We found that length of stay 4 days or greater, disposition to a rehabilitation facility, and 90-day readmission are risk factors for being cost outliers in patients undergoing revision TJAs. Although these results are not surprising, it is interesting that age older than 75 years, nonwhite ethnicity, Charlson Comorbidity Index score of 3 or greater, obesity, and low socioeconomic status were not associated with increased episode-of-care costs. Our results are in agreement with those of one large series [16] that showed patients who were discharged to a skilled nursing facility and experienced readmission had substantially higher costs of care with revision TJA. A recent study looking at risk factors for readmission and poor outcomes after revision TJA identified advanced age, obesity, and medically complex patients as risk factors for readmission and extended length of stay [12]. More data are needed in assisting surgeons and hospitals to select appropriate patients for alternative payment models in revision TJA.

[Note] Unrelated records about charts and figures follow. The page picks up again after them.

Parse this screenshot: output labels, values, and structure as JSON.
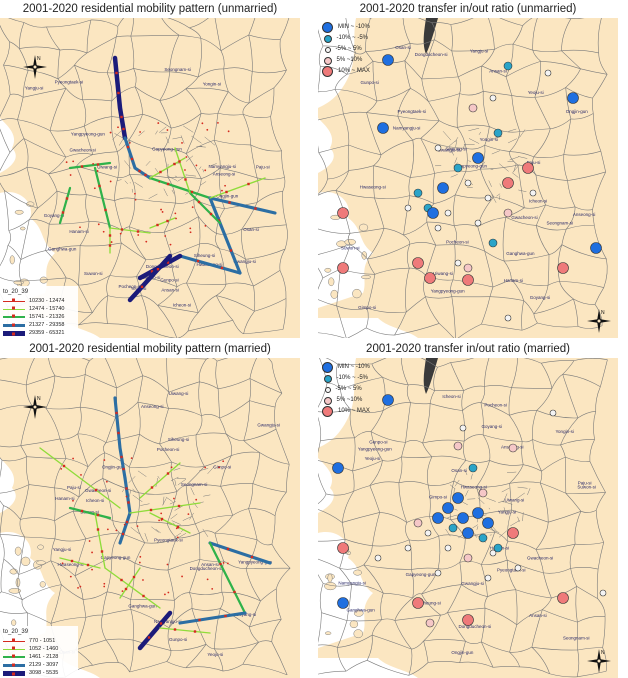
{
  "panels": {
    "tl": {
      "title": "2001-2020 residential mobility pattern (unmarried)",
      "legend": {
        "title": "to_20_39",
        "items": [
          {
            "label": "10230 - 12474",
            "color": "#d52a1f",
            "width": 1
          },
          {
            "label": "12474 - 15740",
            "color": "#8fdc3a",
            "width": 1.5
          },
          {
            "label": "15741 - 21326",
            "color": "#2fb24a",
            "width": 2.5
          },
          {
            "label": "21327 - 29358",
            "color": "#2c6ea3",
            "width": 3.5
          },
          {
            "label": "29359 - 65321",
            "color": "#1b1b7a",
            "width": 5
          }
        ]
      }
    },
    "tr": {
      "title": "2001-2020 transfer in/out ratio (unmarried)",
      "legend": [
        {
          "label": "MIN ~ -10%",
          "color": "#1f6fe0",
          "size": 11
        },
        {
          "label": "-10% ~ -5%",
          "color": "#2aa4c8",
          "size": 8
        },
        {
          "label": "-5% ~ 5%",
          "color": "#f4f4f4",
          "size": 6
        },
        {
          "label": "5% ~10%",
          "color": "#f5c7c7",
          "size": 8
        },
        {
          "label": "10% ~ MAX",
          "color": "#ef7a7a",
          "size": 11
        }
      ]
    },
    "bl": {
      "title": "2001-2020 residential mobility pattern (married)",
      "legend": {
        "title": "to_20_39",
        "items": [
          {
            "label": "770 - 1051",
            "color": "#d52a1f",
            "width": 1
          },
          {
            "label": "1052 - 1460",
            "color": "#8fdc3a",
            "width": 1.5
          },
          {
            "label": "1461 - 2128",
            "color": "#2fb24a",
            "width": 2.5
          },
          {
            "label": "2129 - 3097",
            "color": "#2c6ea3",
            "width": 3.5
          },
          {
            "label": "3098 - 5535",
            "color": "#1b1b7a",
            "width": 5
          }
        ]
      }
    },
    "br": {
      "title": "2001-2020 transfer in/out ratio (married)",
      "legend": [
        {
          "label": "MIN ~ -10%",
          "color": "#1f6fe0",
          "size": 11
        },
        {
          "label": "-10% ~ -5%",
          "color": "#2aa4c8",
          "size": 8
        },
        {
          "label": "-5% ~ 5%",
          "color": "#f4f4f4",
          "size": 6
        },
        {
          "label": "5% ~10%",
          "color": "#f5c7c7",
          "size": 8
        },
        {
          "label": "10% ~ MAX",
          "color": "#ef7a7a",
          "size": 11
        }
      ]
    }
  },
  "place_labels": [
    "Pocheon-si",
    "Dongducheon-si",
    "Gapyeong-gun",
    "Yangju-si",
    "Paju-si",
    "Ganghwa-gun",
    "Gimpo-si",
    "Goyang-si",
    "Namyangju-si",
    "Yangpyeong-gun",
    "Hanam-si",
    "Gwangju-si",
    "Yeoju-si",
    "Icheon-si",
    "Yongin-si",
    "Ansan-si",
    "Siheung-si",
    "Hwaseong-si",
    "Osan-si",
    "Anseong-si",
    "Pyeongtaek-si",
    "Ongjin-gun",
    "Gwacheon-si",
    "Uiwang-si",
    "Gunpo-si",
    "Suwon-si",
    "Seongnam-si"
  ],
  "compass": {
    "north": "N"
  },
  "colors": {
    "land": "#fbe6c1",
    "border": "#7a7a7a",
    "sea": "#ffffff",
    "dark_sea": "#3a3a3a"
  }
}
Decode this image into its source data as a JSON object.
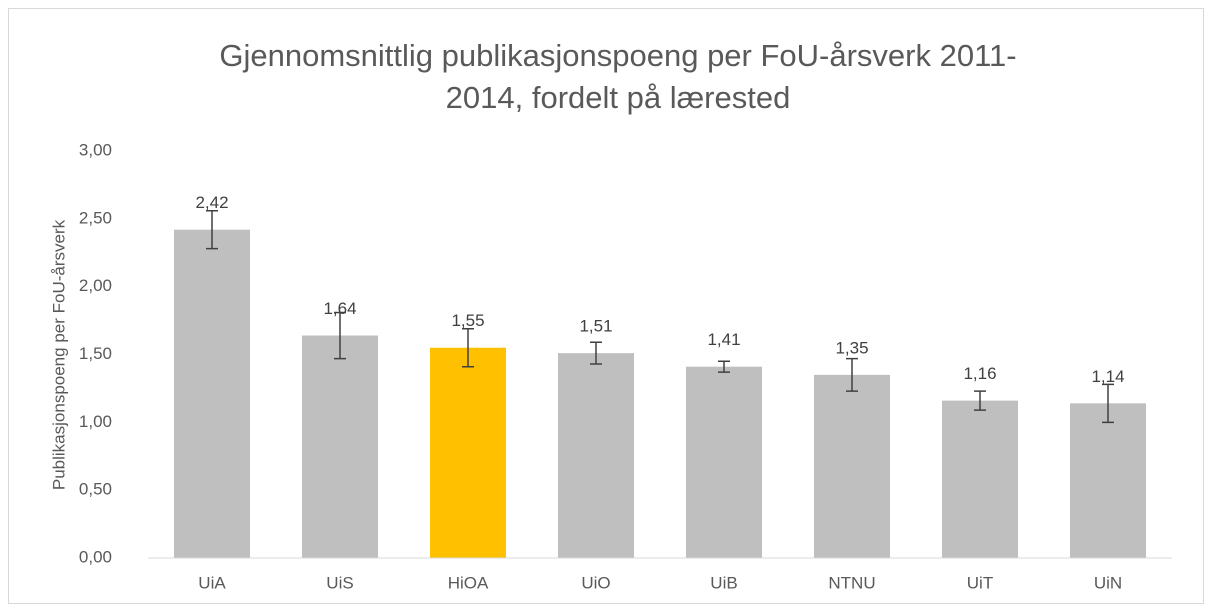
{
  "chart_data": {
    "type": "bar",
    "title": [
      "Gjennomsnittlig publikasjonspoeng per FoU-årsverk 2011-",
      "2014, fordelt på lærested"
    ],
    "ylabel": "Publikasjonspoeng per FoU-årsverk",
    "categories": [
      "UiA",
      "UiS",
      "HiOA",
      "UiO",
      "UiB",
      "NTNU",
      "UiT",
      "UiN"
    ],
    "values": [
      2.42,
      1.64,
      1.55,
      1.51,
      1.41,
      1.35,
      1.16,
      1.14
    ],
    "value_labels": [
      "2,42",
      "1,64",
      "1,55",
      "1,51",
      "1,41",
      "1,35",
      "1,16",
      "1,14"
    ],
    "errors": [
      0.14,
      0.17,
      0.14,
      0.08,
      0.04,
      0.12,
      0.07,
      0.14
    ],
    "colors": [
      "#bfbfbf",
      "#bfbfbf",
      "#ffc000",
      "#bfbfbf",
      "#bfbfbf",
      "#bfbfbf",
      "#bfbfbf",
      "#bfbfbf"
    ],
    "ylim": [
      0,
      3
    ],
    "yticks": [
      {
        "value": 0,
        "label": "0,00"
      },
      {
        "value": 0.5,
        "label": "0,50"
      },
      {
        "value": 1,
        "label": "1,00"
      },
      {
        "value": 1.5,
        "label": "1,50"
      },
      {
        "value": 2,
        "label": "2,00"
      },
      {
        "value": 2.5,
        "label": "2,50"
      },
      {
        "value": 3,
        "label": "3,00"
      }
    ],
    "grid": false
  }
}
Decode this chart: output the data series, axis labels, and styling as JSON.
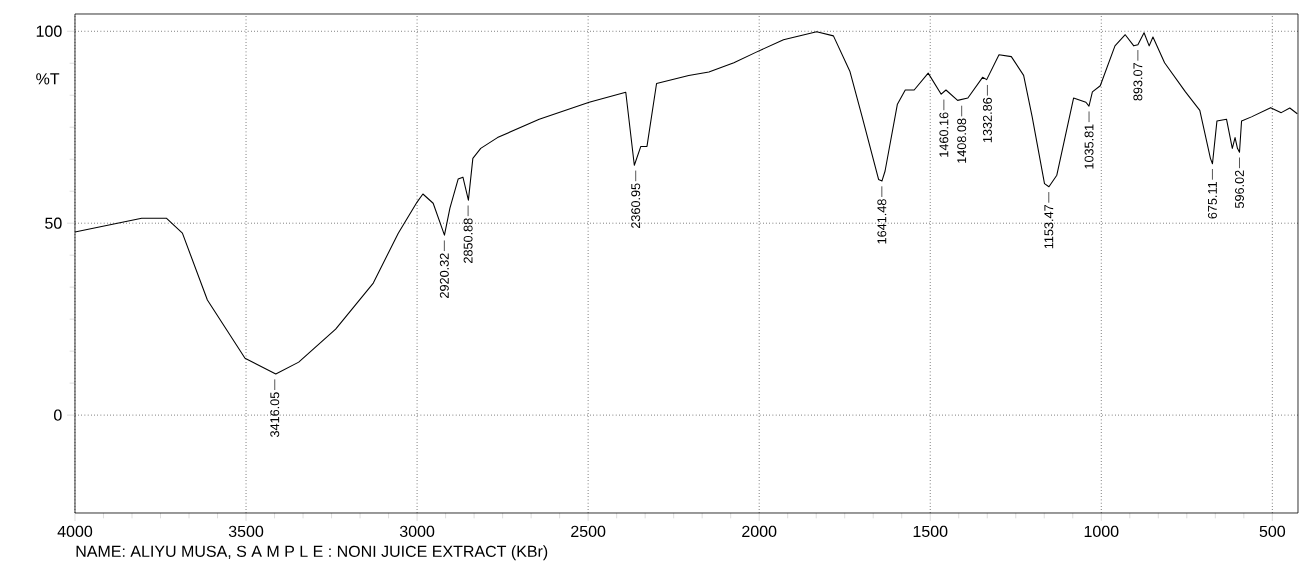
{
  "chart_data": {
    "type": "line",
    "ylabel": "%T",
    "color": "#000000",
    "grid": true,
    "line_style": "solid",
    "marker": "none",
    "xlim": [
      4000,
      425
    ],
    "ylim": [
      -25.5,
      104.5
    ],
    "xticks": [
      4000,
      3500,
      3000,
      2500,
      2000,
      1500,
      1000,
      500
    ],
    "yticks": [
      0,
      50,
      100
    ],
    "x": [
      4000,
      3805,
      3733,
      3686,
      3613,
      3503,
      3413,
      3346,
      3238,
      3128,
      3055,
      3000,
      2983,
      2953,
      2920,
      2904,
      2880,
      2866,
      2850,
      2837,
      2814,
      2765,
      2643,
      2497,
      2390,
      2365,
      2346,
      2328,
      2300,
      2206,
      2147,
      2074,
      2010,
      1929,
      1832,
      1783,
      1735,
      1699,
      1651,
      1641,
      1632,
      1596,
      1573,
      1547,
      1506,
      1468,
      1454,
      1420,
      1390,
      1347,
      1335,
      1299,
      1263,
      1227,
      1202,
      1166,
      1153,
      1130,
      1081,
      1045,
      1036,
      1026,
      1003,
      960,
      930,
      905,
      893,
      875,
      860,
      849,
      815,
      754,
      712,
      681,
      675,
      662,
      634,
      617,
      609,
      602,
      596,
      590,
      561,
      505,
      474,
      449,
      427
    ],
    "values": [
      47.7,
      51.3,
      51.3,
      47.4,
      30,
      14.8,
      10.7,
      13.8,
      22.4,
      34.4,
      47.4,
      55.5,
      57.6,
      55.2,
      46.9,
      53.9,
      61.5,
      62,
      56,
      66.9,
      69.5,
      72.3,
      77.1,
      81.5,
      84.1,
      65.1,
      70,
      70,
      86.4,
      88.5,
      89.4,
      91.8,
      94.5,
      97.8,
      99.9,
      98.8,
      89.6,
      77.7,
      61.4,
      61,
      63.6,
      81,
      84.7,
      84.7,
      89.1,
      83.6,
      84.7,
      82,
      82.6,
      88,
      87.4,
      93.9,
      93.4,
      88.5,
      77.7,
      60.3,
      59.5,
      62.5,
      82.6,
      81.5,
      80.5,
      84.2,
      85.8,
      96.2,
      99.1,
      96.2,
      96.5,
      99.6,
      96.2,
      98.5,
      91.8,
      84.2,
      79.4,
      66.9,
      65.5,
      76.6,
      77.1,
      69.5,
      72.3,
      69.5,
      68.5,
      76.6,
      77.7,
      80.1,
      78.8,
      80,
      78.5
    ],
    "annotations": [
      {
        "text": "3416.05",
        "x": 3416.05,
        "y": 10.7
      },
      {
        "text": "2920.32",
        "x": 2920.32,
        "y": 46.9
      },
      {
        "text": "2850.88",
        "x": 2850.88,
        "y": 56
      },
      {
        "text": "2360.95",
        "x": 2360.95,
        "y": 65.1
      },
      {
        "text": "1641.48",
        "x": 1641.48,
        "y": 61
      },
      {
        "text": "1460.16",
        "x": 1460.16,
        "y": 83.6
      },
      {
        "text": "1408.08",
        "x": 1408.08,
        "y": 82
      },
      {
        "text": "1332.86",
        "x": 1332.86,
        "y": 87.4
      },
      {
        "text": "1153.47",
        "x": 1153.47,
        "y": 59.5
      },
      {
        "text": "1035.81",
        "x": 1035.81,
        "y": 80.5
      },
      {
        "text": "893.07",
        "x": 893.07,
        "y": 96.5
      },
      {
        "text": "675.11",
        "x": 675.11,
        "y": 65.5
      },
      {
        "text": "596.02",
        "x": 596.02,
        "y": 68.5
      },
      "NAME: ALIYU MUSA,  S A M P L E : NONI JUICE EXTRACT (KBr)"
    ]
  }
}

The start of a BPCI for revision TJA at our institution was associated with a decrease in hospital length of stay but no difference in episode-of-care costs. Owing to the unpredictable nature of the surgical procedures, inherent high risks of complications, and varying degrees of surgical complexity, future studies are needed to determine whether bundling patients undergoing revision TJAs will result in improved care and decreased costs.